Rubocop: Rails/UnknownEnv mislead users when having non-default environments

Created on 13 Jan 2018  路  7Comments  路  Source: rubocop-hq/rubocop

For example, if a user has "staging" environment, by default Rails/UnknownEnv will display the following message:

$ rubocop --only Rails/UnknownEnv app/models/foo.rb
Inspecting 1 file
C

Offenses:

app/models/foo.rb:5:18: C: Rails/UnknownEnv: Unknown environment staging?.
    if Rails.env.staging?
                 ^^^^^^^^

1 file inspected, 1 offense detected

However, if the user is already using the "staging" environment, confusing because it is a known environment for the user.

Should we include messages like the following?

Rails/UnknownEnv: Unknown environment staging?. Please check the setting of "Environments" in `.rubocop.yml`.

RuboCop version

$ rubocop -V
0.52.1 (using Parser 2.4.0.2, running on ruby 2.4.1 x86_64-darwin14)

Most helpful comment

I landed in this issue after googling the rubocop warning (for staging as well). If you don't know the reason, the current message is not very clear.

All 7 comments

I generally dislike multi-sentence messages. There are just a handful of those in the entire RuboCop codebase and they look like something odd to me. Apart from that - the message you suggested is also misleading IMO, as it doesn't clearly state that this is some configuration of that particular cop.

I agree with the reported misleading message. Here is my attempt at an improvement confined to one sentence:

Rails/UnknownEnv: Environment "staging" is not one of the allowed environments: ["development", "test", "production"].

(I don't like including that question mark in the message.)


Is it possible for this cop to look at the files in #{APP}/config/environments/*.rb, instead of using the hard-coded list? I suspect that would workaround this issue pretty well.

That's good! However, I'd like to avoid "allow". How about the following?

Rails/UnknownEnv: "staging" is not one of the known environments: ["development", "test", "production"].

(I don't like including that question mark in the message.)

馃憤

Is it possible for this cop to look at the files in #{APP}/config/environments/*.rb, instead of using the hard-coded list? I suspect that would workaround this issue pretty well.

It seems good, but I'm worried about where to write the process of generating the list of environments. (It would be redundant to generate in the on_send every time...)

I guess this can simply be stored in some instance variable.

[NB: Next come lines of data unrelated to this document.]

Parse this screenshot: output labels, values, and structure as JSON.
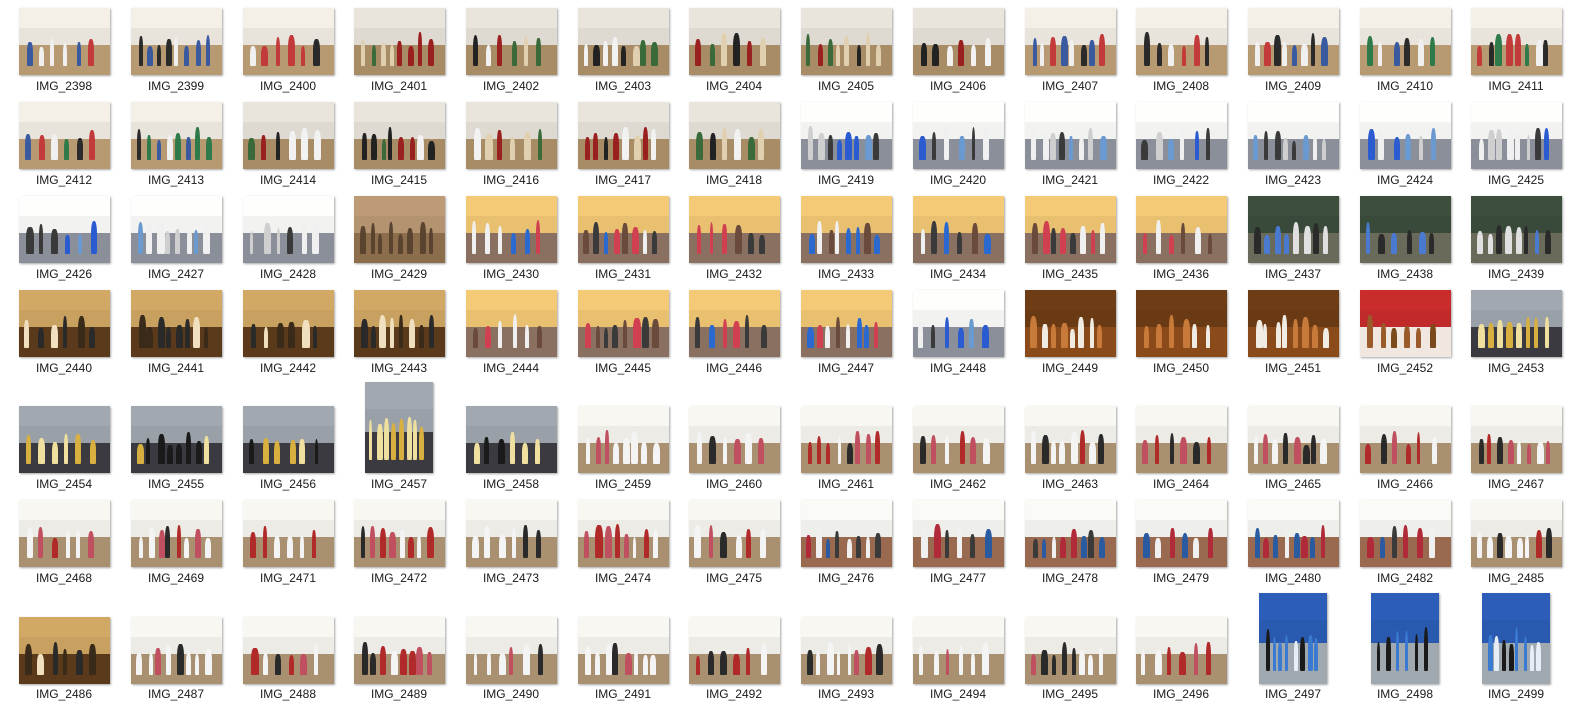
{
  "files": [
    {
      "name": "IMG_2398",
      "palette": "dance-tent"
    },
    {
      "name": "IMG_2399",
      "palette": "dance-tent"
    },
    {
      "name": "IMG_2400",
      "palette": "dance-tent"
    },
    {
      "name": "IMG_2401",
      "palette": "dance-crowd"
    },
    {
      "name": "IMG_2402",
      "palette": "dance-crowd"
    },
    {
      "name": "IMG_2403",
      "palette": "dance-crowd"
    },
    {
      "name": "IMG_2404",
      "palette": "dance-crowd"
    },
    {
      "name": "IMG_2405",
      "palette": "dance-crowd"
    },
    {
      "name": "IMG_2406",
      "palette": "dance-crowd"
    },
    {
      "name": "IMG_2407",
      "palette": "dance-tent"
    },
    {
      "name": "IMG_2408",
      "palette": "dance-tent"
    },
    {
      "name": "IMG_2409",
      "palette": "dance-tent"
    },
    {
      "name": "IMG_2410",
      "palette": "dance-tent"
    },
    {
      "name": "IMG_2411",
      "palette": "dance-tent"
    },
    {
      "name": "IMG_2412",
      "palette": "dance-tent"
    },
    {
      "name": "IMG_2413",
      "palette": "dance-tent"
    },
    {
      "name": "IMG_2414",
      "palette": "dance-crowd"
    },
    {
      "name": "IMG_2415",
      "palette": "dance-crowd"
    },
    {
      "name": "IMG_2416",
      "palette": "dance-crowd"
    },
    {
      "name": "IMG_2417",
      "palette": "dance-crowd"
    },
    {
      "name": "IMG_2418",
      "palette": "dance-crowd"
    },
    {
      "name": "IMG_2419",
      "palette": "kitchen-white"
    },
    {
      "name": "IMG_2420",
      "palette": "kitchen-white"
    },
    {
      "name": "IMG_2421",
      "palette": "kitchen-white"
    },
    {
      "name": "IMG_2422",
      "palette": "kitchen-white"
    },
    {
      "name": "IMG_2423",
      "palette": "kitchen-white"
    },
    {
      "name": "IMG_2424",
      "palette": "kitchen-white"
    },
    {
      "name": "IMG_2425",
      "palette": "kitchen-white"
    },
    {
      "name": "IMG_2426",
      "palette": "kitchen-white"
    },
    {
      "name": "IMG_2427",
      "palette": "kitchen-white"
    },
    {
      "name": "IMG_2428",
      "palette": "kitchen-white"
    },
    {
      "name": "IMG_2429",
      "palette": "sand"
    },
    {
      "name": "IMG_2430",
      "palette": "kitchen-yellow"
    },
    {
      "name": "IMG_2431",
      "palette": "kitchen-yellow"
    },
    {
      "name": "IMG_2432",
      "palette": "kitchen-yellow"
    },
    {
      "name": "IMG_2433",
      "palette": "kitchen-yellow"
    },
    {
      "name": "IMG_2434",
      "palette": "kitchen-yellow"
    },
    {
      "name": "IMG_2435",
      "palette": "kitchen-yellow"
    },
    {
      "name": "IMG_2436",
      "palette": "kitchen-yellow"
    },
    {
      "name": "IMG_2437",
      "palette": "kitchen-green"
    },
    {
      "name": "IMG_2438",
      "palette": "kitchen-green"
    },
    {
      "name": "IMG_2439",
      "palette": "kitchen-green"
    },
    {
      "name": "IMG_2440",
      "palette": "indoor-dark"
    },
    {
      "name": "IMG_2441",
      "palette": "indoor-dark"
    },
    {
      "name": "IMG_2442",
      "palette": "indoor-dark"
    },
    {
      "name": "IMG_2443",
      "palette": "indoor-dark"
    },
    {
      "name": "IMG_2444",
      "palette": "kitchen-yellow"
    },
    {
      "name": "IMG_2445",
      "palette": "kitchen-yellow"
    },
    {
      "name": "IMG_2446",
      "palette": "kitchen-yellow"
    },
    {
      "name": "IMG_2447",
      "palette": "kitchen-yellow"
    },
    {
      "name": "IMG_2448",
      "palette": "kitchen-white"
    },
    {
      "name": "IMG_2449",
      "palette": "food"
    },
    {
      "name": "IMG_2450",
      "palette": "food"
    },
    {
      "name": "IMG_2451",
      "palette": "food"
    },
    {
      "name": "IMG_2452",
      "palette": "food-red"
    },
    {
      "name": "IMG_2453",
      "palette": "pan"
    },
    {
      "name": "IMG_2454",
      "palette": "pan"
    },
    {
      "name": "IMG_2455",
      "palette": "pan"
    },
    {
      "name": "IMG_2456",
      "palette": "pan"
    },
    {
      "name": "IMG_2457",
      "palette": "pan"
    },
    {
      "name": "IMG_2458",
      "palette": "pan"
    },
    {
      "name": "IMG_2459",
      "palette": "dance-white"
    },
    {
      "name": "IMG_2460",
      "palette": "dance-white"
    },
    {
      "name": "IMG_2461",
      "palette": "dance-white"
    },
    {
      "name": "IMG_2462",
      "palette": "dance-white"
    },
    {
      "name": "IMG_2463",
      "palette": "dance-white"
    },
    {
      "name": "IMG_2464",
      "palette": "dance-white"
    },
    {
      "name": "IMG_2465",
      "palette": "dance-white"
    },
    {
      "name": "IMG_2466",
      "palette": "dance-white"
    },
    {
      "name": "IMG_2467",
      "palette": "dance-white"
    },
    {
      "name": "IMG_2468",
      "palette": "dance-white"
    },
    {
      "name": "IMG_2469",
      "palette": "dance-white"
    },
    {
      "name": "IMG_2471",
      "palette": "dance-white"
    },
    {
      "name": "IMG_2472",
      "palette": "dance-white"
    },
    {
      "name": "IMG_2473",
      "palette": "dance-white"
    },
    {
      "name": "IMG_2474",
      "palette": "dance-white"
    },
    {
      "name": "IMG_2475",
      "palette": "dance-white"
    },
    {
      "name": "IMG_2476",
      "palette": "banner"
    },
    {
      "name": "IMG_2477",
      "palette": "banner"
    },
    {
      "name": "IMG_2478",
      "palette": "banner"
    },
    {
      "name": "IMG_2479",
      "palette": "banner"
    },
    {
      "name": "IMG_2480",
      "palette": "banner"
    },
    {
      "name": "IMG_2482",
      "palette": "banner"
    },
    {
      "name": "IMG_2485",
      "palette": "dance-white"
    },
    {
      "name": "IMG_2486",
      "palette": "indoor-dark"
    },
    {
      "name": "IMG_2487",
      "palette": "dance-white"
    },
    {
      "name": "IMG_2488",
      "palette": "dance-white"
    },
    {
      "name": "IMG_2489",
      "palette": "dance-white"
    },
    {
      "name": "IMG_2490",
      "palette": "dance-white"
    },
    {
      "name": "IMG_2491",
      "palette": "dance-white"
    },
    {
      "name": "IMG_2492",
      "palette": "dance-white"
    },
    {
      "name": "IMG_2493",
      "palette": "dance-white"
    },
    {
      "name": "IMG_2494",
      "palette": "dance-white"
    },
    {
      "name": "IMG_2495",
      "palette": "dance-white"
    },
    {
      "name": "IMG_2496",
      "palette": "dance-white"
    },
    {
      "name": "IMG_2497",
      "palette": "blue-cook"
    },
    {
      "name": "IMG_2498",
      "palette": "blue-cook"
    },
    {
      "name": "IMG_2499",
      "palette": "blue-cook"
    }
  ],
  "palettes": {
    "dance-tent": {
      "sky": "#e8e4dc",
      "ground": "#b89a72",
      "figs": [
        "#c23a3a",
        "#3a5aa0",
        "#2a2a2a",
        "#f0f0f0",
        "#2f7a4a"
      ]
    },
    "dance-crowd": {
      "sky": "#dedad2",
      "ground": "#a88c66",
      "figs": [
        "#222222",
        "#f2f2f2",
        "#9a2020",
        "#3a6a3a",
        "#e0d0b0"
      ]
    },
    "kitchen-white": {
      "sky": "#f2f2f0",
      "ground": "#8a8f9a",
      "figs": [
        "#2a5bd0",
        "#f0f0f0",
        "#3a3a3a",
        "#6a9ad0",
        "#cfcfcf"
      ]
    },
    "sand": {
      "sky": "#b49470",
      "ground": "#8c6e4c",
      "figs": [
        "#5a4430"
      ]
    },
    "kitchen-yellow": {
      "sky": "#e8c070",
      "ground": "#8a7060",
      "figs": [
        "#2a6ad0",
        "#f0f0f0",
        "#6a4a3a",
        "#d04050",
        "#3a3a3a"
      ]
    },
    "kitchen-green": {
      "sky": "#3a4a3a",
      "ground": "#6a6a5a",
      "figs": [
        "#4a7ad0",
        "#e0e0e0",
        "#2a2a2a"
      ]
    },
    "indoor-dark": {
      "sky": "#c8a060",
      "ground": "#5a3a1a",
      "figs": [
        "#2a2a2a",
        "#f0e0c0",
        "#3a2a1a"
      ]
    },
    "food": {
      "sky": "#6a3a14",
      "ground": "#8a4a1a",
      "figs": [
        "#f0ece4",
        "#c87a3a"
      ]
    },
    "food-red": {
      "sky": "#c02a2a",
      "ground": "#f0e8e0",
      "figs": [
        "#9a5a2a",
        "#7a4a1a"
      ]
    },
    "pan": {
      "sky": "#9aa0a8",
      "ground": "#3a3a40",
      "figs": [
        "#1a1a1a",
        "#f0e0a0",
        "#d8b040"
      ]
    },
    "dance-white": {
      "sky": "#ecebe6",
      "ground": "#a89070",
      "figs": [
        "#f4f4f4",
        "#b02a2a",
        "#2a2a2a",
        "#f4f4f4",
        "#c05060"
      ]
    },
    "banner": {
      "sky": "#eeeeea",
      "ground": "#9a6a50",
      "figs": [
        "#2a5aa0",
        "#b02a3a",
        "#f0f0f0",
        "#3a3a3a"
      ]
    },
    "blue-cook": {
      "sky": "#2a5ab0",
      "ground": "#a0a8b0",
      "figs": [
        "#e8eef8",
        "#1a1a1a",
        "#3a7ad0"
      ]
    }
  }
}
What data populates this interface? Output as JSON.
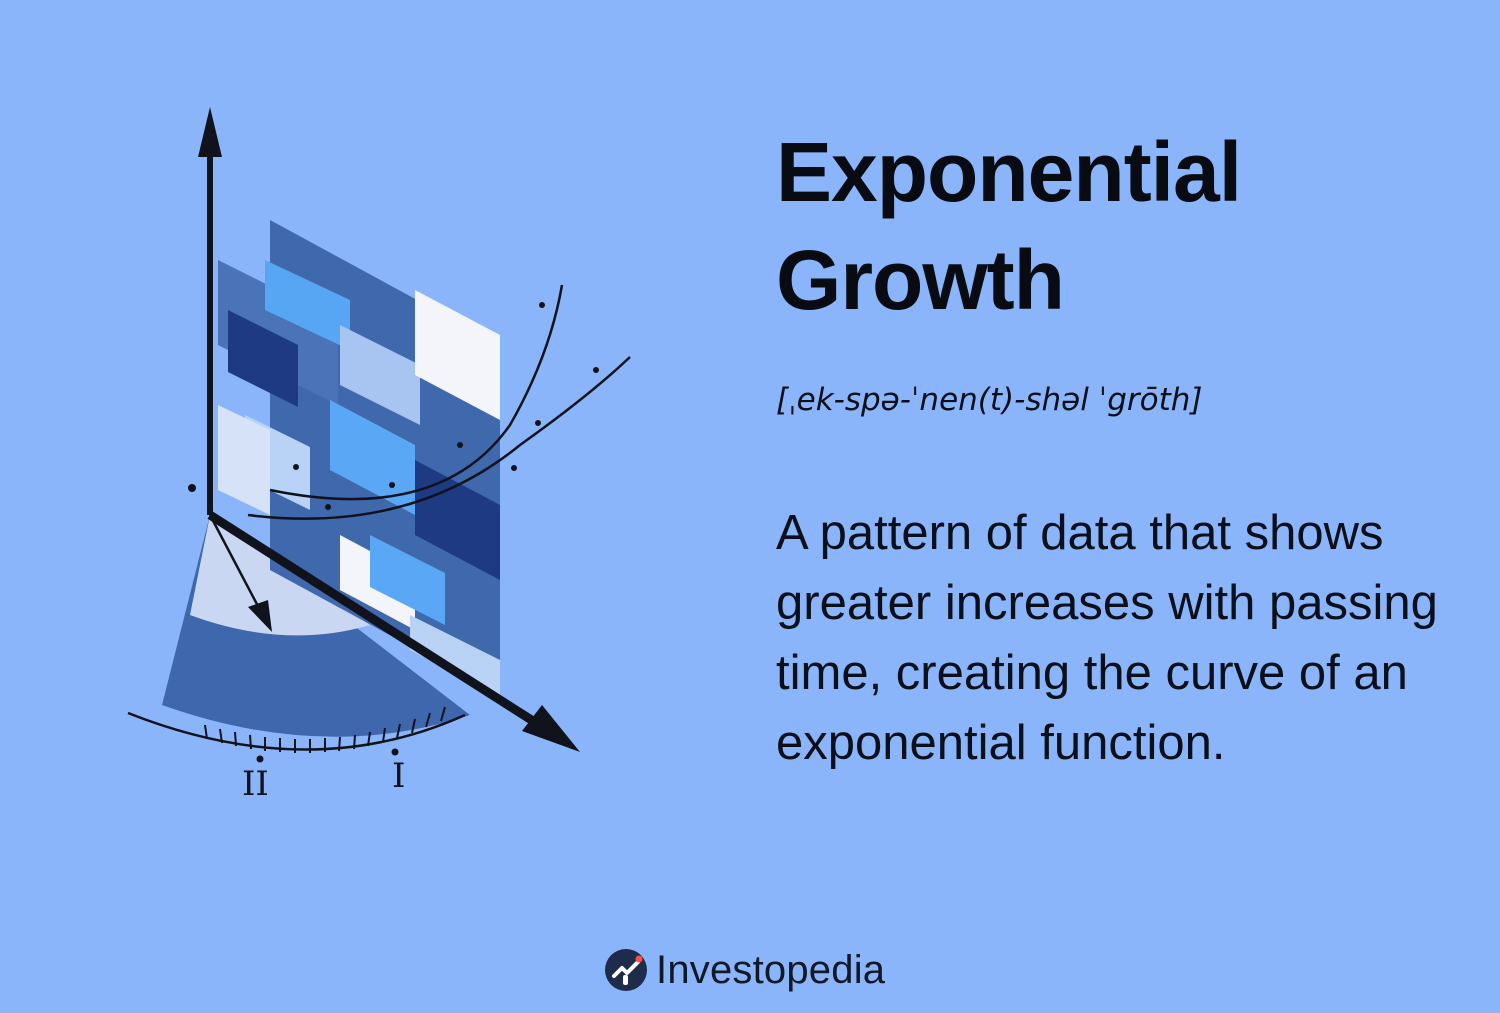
{
  "title_lines": [
    "Exponential",
    "Growth"
  ],
  "pronunciation": "[ˌek-spə-ˈnen(t)-shəl ˈgrōth]",
  "definition": "A pattern of data that shows greater increases with passing time, creating the curve of an exponential function.",
  "brand": {
    "name": "Investopedia",
    "logo_icon": "investopedia-logo-icon"
  },
  "illustration": {
    "icon": "exponential-chart-illustration-icon",
    "gauge_labels": [
      "II",
      "I"
    ]
  },
  "colors": {
    "background": "#8bb5fb",
    "text": "#0b0f1a",
    "dark_blue": "#1f3f8a",
    "mid_blue": "#4a73b8",
    "light_blue": "#5aa8f5",
    "white": "#f4f6fb"
  }
}
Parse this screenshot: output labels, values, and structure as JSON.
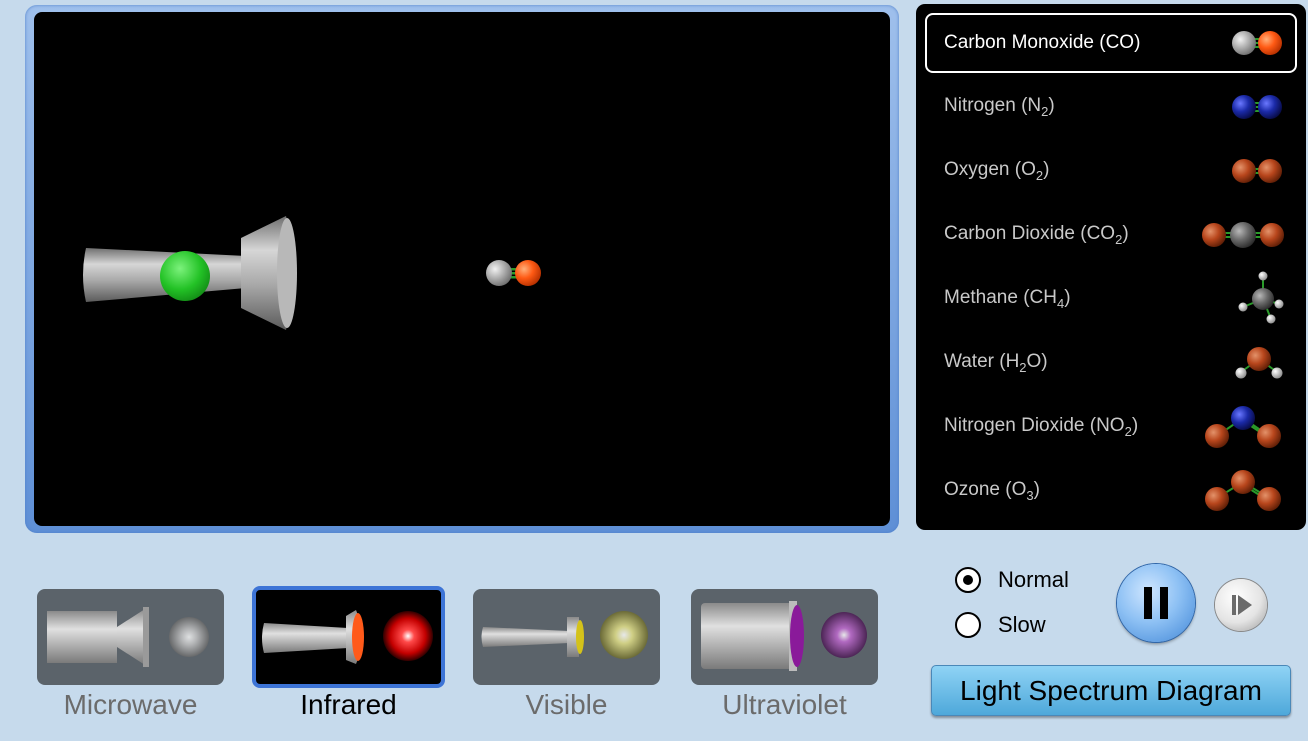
{
  "molecules": [
    {
      "label": "Carbon Monoxide (CO)",
      "selected": true
    },
    {
      "label": "Nitrogen (N",
      "sub": "2",
      "suffix": ")"
    },
    {
      "label": "Oxygen (O",
      "sub": "2",
      "suffix": ")"
    },
    {
      "label": "Carbon Dioxide (CO",
      "sub": "2",
      "suffix": ")"
    },
    {
      "label": "Methane (CH",
      "sub": "4",
      "suffix": ")"
    },
    {
      "label": "Water (H",
      "sub": "2",
      "suffix": "O)"
    },
    {
      "label": "Nitrogen Dioxide (NO",
      "sub": "2",
      "suffix": ")"
    },
    {
      "label": "Ozone (O",
      "sub": "3",
      "suffix": ")"
    }
  ],
  "light_sources": [
    {
      "label": "Microwave",
      "selected": false
    },
    {
      "label": "Infrared",
      "selected": true
    },
    {
      "label": "Visible",
      "selected": false
    },
    {
      "label": "Ultraviolet",
      "selected": false
    }
  ],
  "speed": {
    "normal_label": "Normal",
    "slow_label": "Slow",
    "selected": "Normal"
  },
  "spectrum_button_label": "Light Spectrum Diagram",
  "colors": {
    "background": "#c6daec",
    "carbon": "#9b9b9b",
    "oxygen": "#e85a1e",
    "nitrogen": "#1b2aa8",
    "emitter_on": "#27c22a"
  }
}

Is it possible for this cop to look at the files in #{APP}/config/environments/*.rb, instead of using the hard-coded list? I suspect that would workaround this issue pretty well.

We should be careful two things.
First, if rubocop runs in a child directory, it does not work well.
For example:

$ cd some_application
$ ls
app/ config/ db/ ...

# In the root directory, it works well.
$ rubocop

# In a child directory, it does not work well.
$ cd app/
$ rubocop # Probably it can't find `config/environments/*.rb`, so it will have false positives/negatives.

Second, config/environments/*.rb for a valid environment name doesn't exist sometimes. See https://github.com/bbatsov/rubocop/pull/4791#issuecomment-331843976 . (But I guess it is a rare case.)

Maybe we can solve the first problem with finding the root directory. For example, some_application/ directory is a root directory in the above example. The cop searches config/environments/*.rb from the root directory.

I'm closing this ticket due to no recent activity. Feel free to re-open it if you ever come back to it.

I landed in this issue after googling the rubocop warning (for staging as well). If you don't know the reason, the current message is not very clear.